Der Bund der Landwirte (BDL) und die völkische Bewegung

Inwiefern trug der BDL zur Verfestigung und Verbreitung der völkischen Ideologie bei?


Hausarbeit, 2004

18 Seiten, Note: 2,4


Leseprobe


Inhaltsverzeichnis

1 Einleitung

2 Die Ideologie des BDL
2.1 Wirtschaftspolitische Forderungen
2.2 Bündisches Prinzip
2.3 Harmonistische Theorie
2.4 Mittelstandsideologie

3 Völkische Ideologie
3.1 Rassismus
3.2 Antisemitismus
3.3 Stadtfeindlichkeit
3.4 „Deutsche Heimat“ – das völkische Deutschlandbild

4 Vergleich von völkischer Ideologie und Ideologie des BDL

5 Verbindungen des BDL
5.1 Parteien
5.2 Traditionelle Verbindungen

6 Schlussbetrachtung

7 Literaturverzeichnis

1 Einleitung

Der Bund der Landwirte wurde 1893 in Opposition zu den Handelsverträgen der Regierung Caprivi gegründet und stieg binnen kurzer Zeit zu einer einflussreichen Massenorganisation auf.

Tabelle 1: Mitgliederzahlen des BDL[1]

Abbildung in dieser Leseprobe nicht enthalten

Er integrierte große Teile der Landbevölkerung und zum Teil auch städtische Mittelschichten. Der Bund der Landwirte sieht sich vielfältigen Problemen gegenüber.

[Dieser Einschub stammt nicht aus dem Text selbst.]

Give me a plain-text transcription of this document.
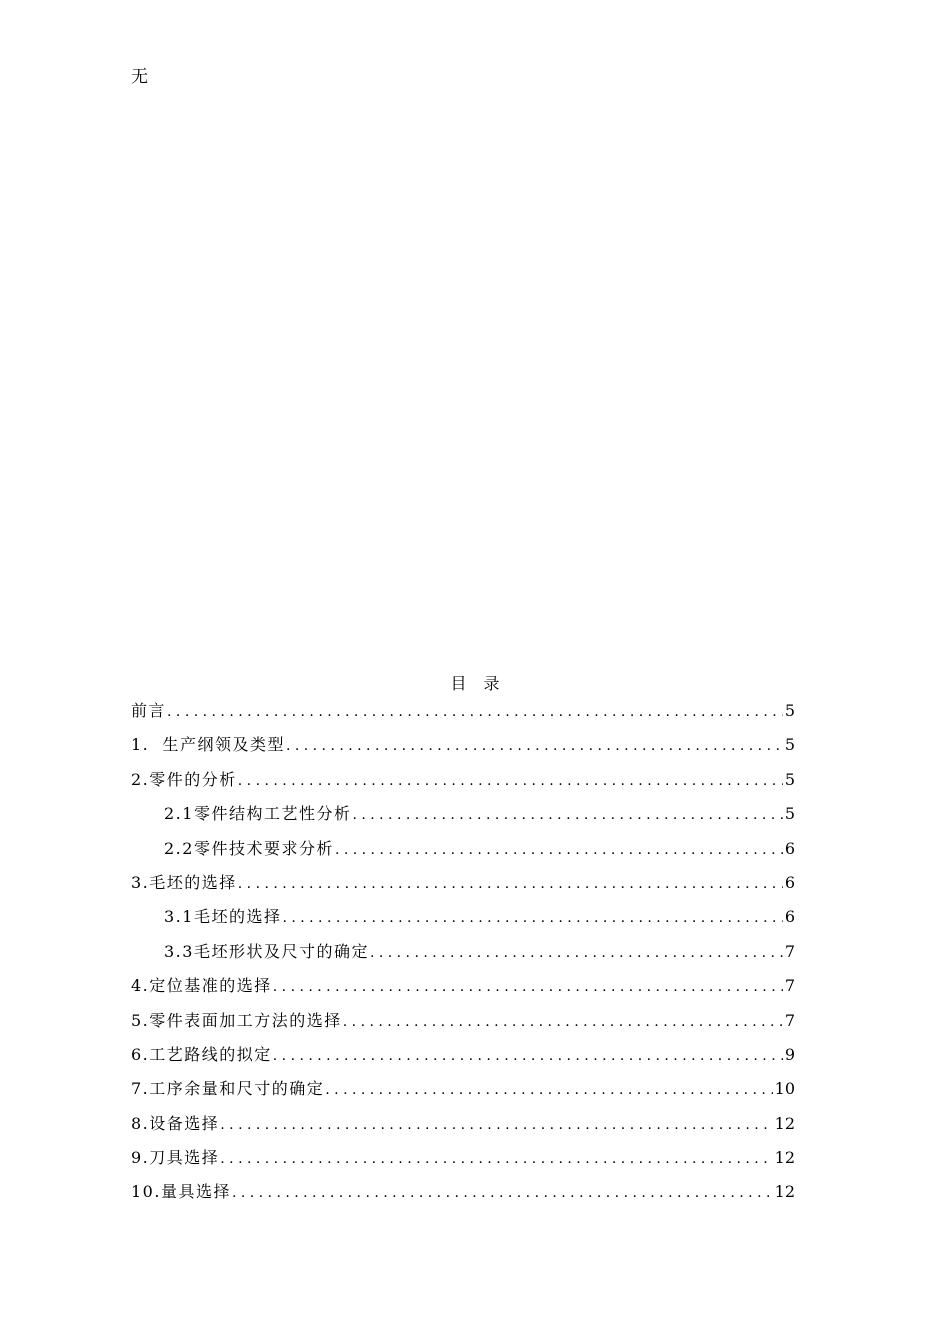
无
目 录
前言 . . .	5
1.  生产纲领及类型 . . .	5
2.零件的分析 . . .	5
2.1零件结构工艺性分析 . . .	5
2.2零件技术要求分析 . . .	6
3.毛坯的选择 . . .	6
3.1毛坯的选择 . . .	6
3.3毛坯形状及尺寸的确定 . . .	7
4.定位基准的选择 . . .	7
5.零件表面加工方法的选择 . . .	7
6.工艺路线的拟定 . . .	9
7.工序余量和尺寸的确定 . . .	10
8.设备选择 . . .	12
9.刀具选择 . . .	12
10.量具选择 . . .	12
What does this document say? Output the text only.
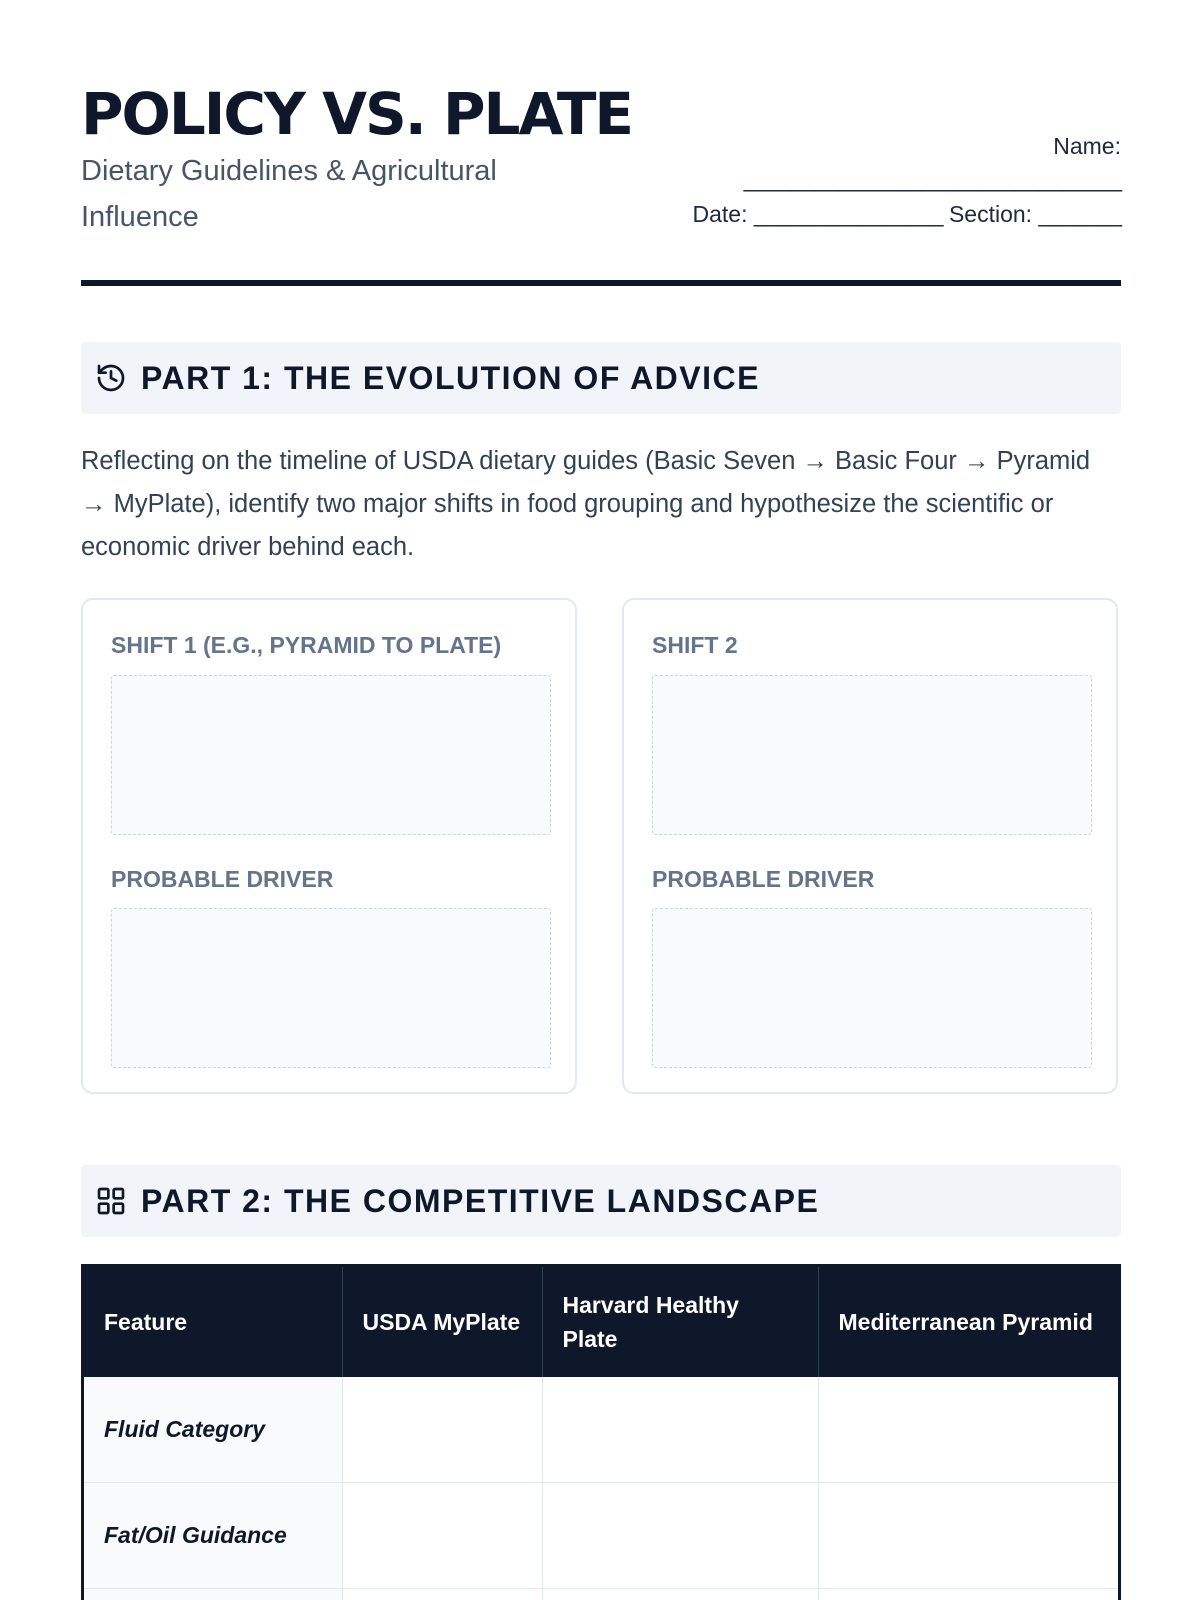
POLICY VS. PLATE
Dietary Guidelines & Agricultural Influence
Name:
________________________________
Date: ________________ Section: _______
PART 1: THE EVOLUTION OF ADVICE
Reflecting on the timeline of USDA dietary guides (Basic Seven → Basic Four → Pyramid → MyPlate), identify two major shifts in food grouping and hypothesize the scientific or economic driver behind each.
SHIFT 1 (E.G., PYRAMID TO PLATE)
PROBABLE DRIVER
SHIFT 2
PROBABLE DRIVER
PART 2: THE COMPETITIVE LANDSCAPE
Feature	USDA MyPlate	Harvard Healthy Plate	Mediterranean Pyramid
Fluid Category			
Fat/Oil Guidance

Es gibt eine strukturelle Krise der Landwirtschaft und eine Bevölkerungswanderung in die Ballungsräume, die der Landwirtschaft billige Arbeitskräfte entzieht. Auch verliert der Agrarsektor durch die sprunghafte Industrialisierung in Deutschland deutlich an wirtschaftlicher und damit politischer Bedeutung. Ziel des BDL war es nun, politischen Einfluss geltend zu machen, um die eigene überkommene privilegierte Position möglichst weitgehend zu erhalten. Sein politischer Einfluss resultierte aus der engen Zusammenarbeit mit einigen Parteien, vor allem jedoch den Deutschkonservativen. In dieser Arbeit soll untersucht werden, welche Parallelen und Verbindungen es zwischen dem BDL und der erstarkenden völkischen Bewegung gab und inwiefern der BDL als Katalysator für die völkische Ideologie fungiert haben könnte.

2 Die Ideologie des BDL

Der Ideologie kam im BDL ein hoher Stellenwert zu. Da der Bund verschiedene bäuerliche Schichten und auch Handwerker umfasste und die Macht im Bund bei einer kleinen Gruppe von Großgrundbesitzern lag, mussten die internen Interessenunterschiede durch eine integrative Ideologie überwunden werden. Auch kamen die Mitglieder fast zur Hälfte aus Ostelbien und aus dem westlichen Deutschland, in dem es andere landwirtschaftliche Strukturen gab.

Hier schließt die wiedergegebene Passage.